Sometimes zeroing in on a weakness of your own and trying out ways to address it leads in fruitful directions. Sometimes it doesn't.
Take these notes to myself on the question of why I don't write atmospheric stories:
Q: What does one use atmosphere for, anyway? What's it's literary function?
A: To lift the reader out of mundane reality and create an escapist environment.
But that's not what I'm doing. I want to wake the reader up to the enchantment inside his mundane reality, to the wonderful things she is not aware of. I want to help them enjoy the lives they have or can make for themselves, not moon over distant and hopeless fantasies - silver Elven ships &C.
The place to play with atmosphere then would be in a wholly realistic story (or maybe there'd be some fantastic element in that the VP character would be an elf or something) in which nothing peculiar or unbelievable happened. The romantically fantastic domestic novel.

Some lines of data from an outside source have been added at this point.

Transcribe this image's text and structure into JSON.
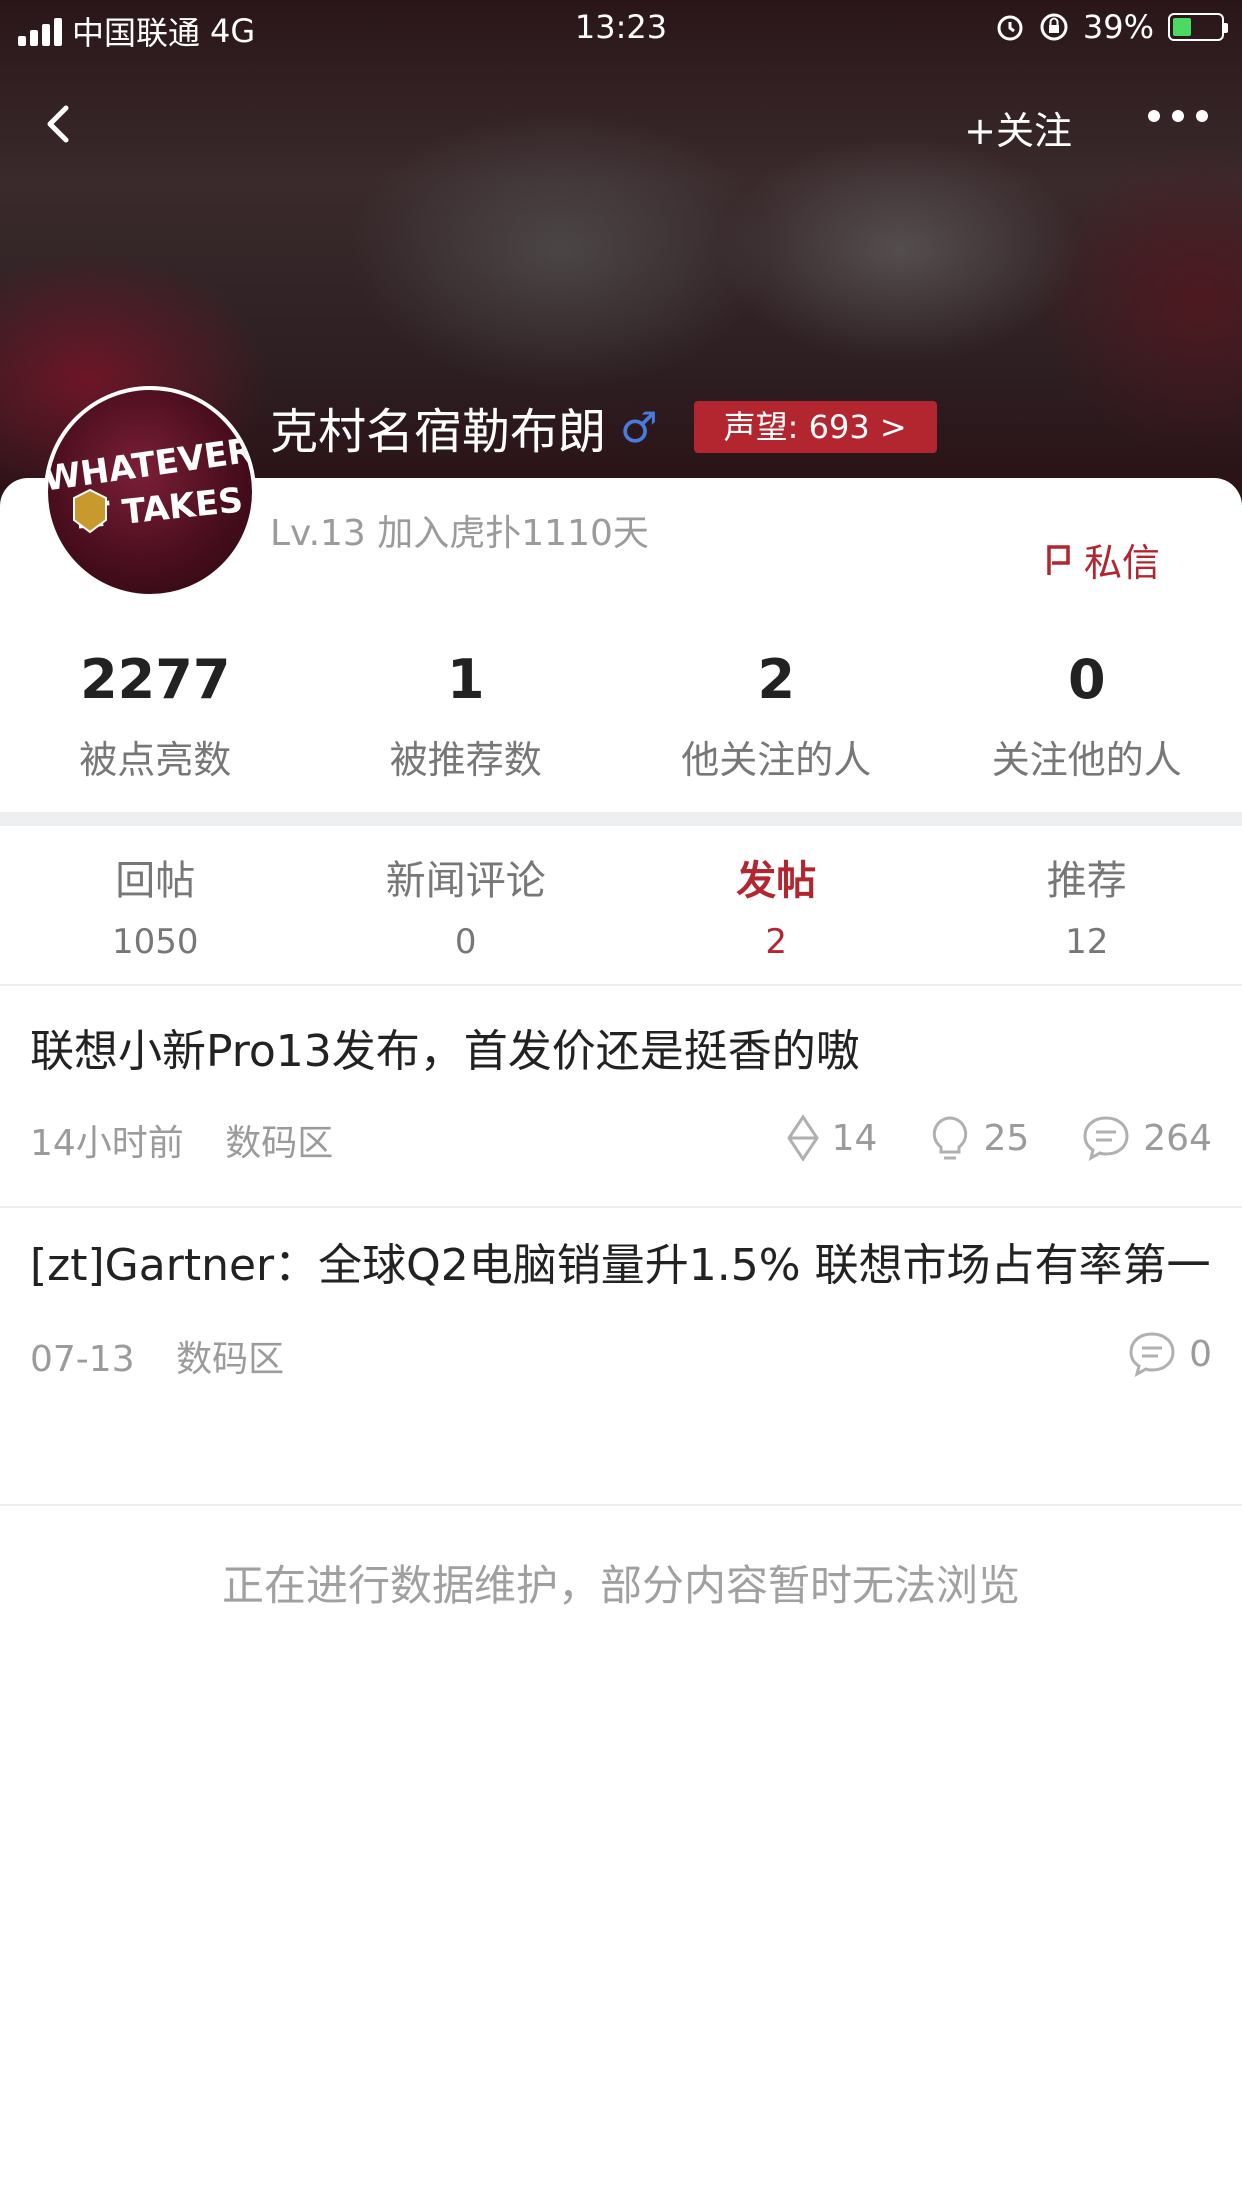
{
  "status_bar": {
    "carrier": "中国联通",
    "network": "4G",
    "time": "13:23",
    "battery": "39%"
  },
  "nav": {
    "follow_label": "+关注"
  },
  "profile": {
    "name": "克村名宿勒布朗",
    "gender_symbol": "♂",
    "reputation": "声望: 693 >",
    "level_info": "Lv.13 加入虎扑1110天",
    "message_label": "私信",
    "avatar_text": "WHATEVER IT TAKES"
  },
  "stats": [
    {
      "value": "2277",
      "label": "被点亮数"
    },
    {
      "value": "1",
      "label": "被推荐数"
    },
    {
      "value": "2",
      "label": "他关注的人"
    },
    {
      "value": "0",
      "label": "关注他的人"
    }
  ],
  "tabs": [
    {
      "label": "回帖",
      "count": "1050"
    },
    {
      "label": "新闻评论",
      "count": "0"
    },
    {
      "label": "发帖",
      "count": "2"
    },
    {
      "label": "推荐",
      "count": "12"
    }
  ],
  "posts": [
    {
      "title": "联想小新Pro13发布，首发价还是挺香的嗷",
      "time": "14小时前",
      "section": "数码区",
      "recommends": "14",
      "lights": "25",
      "replies": "264"
    },
    {
      "title": "[zt]Gartner：全球Q2电脑销量升1.5% 联想市场占有率第一",
      "time": "07-13",
      "section": "数码区",
      "replies": "0"
    }
  ],
  "notice": "正在进行数据维护，部分内容暂时无法浏览",
  "colors": {
    "accent": "#b3252f",
    "gender": "#4a7ce0",
    "battery_fill": "#4cd964"
  }
}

None of which gets me anywhere close to a story. But it articulates some of what I'm doing when I set my stories - as I always set my stories - in places as close to reality as I can get them. I live in a fantastic, atmospheric environment, and it bugs me when other people don't recognize this, so one of the things my stories do is show them that.
Last week, while waiting for the gamemaster to return with some misplaced notes, the residue of our gaming group was discussing accents, which somehow segued into two of us singing "Amarillo By Morning," and the third protesting vigorously. I countered that he was just jealous because we could sing Texas songs all day, and nobody ever made songs about his home state, New Hampshire. He had to concede the justice of this. It's not because New Hampshire is unworthy of songs, though. It's because too few songwriters are in touch with the songworthy elements of New Hampshire. That's true of every place that doesn't get into songs.
We should all do something about that for our own places.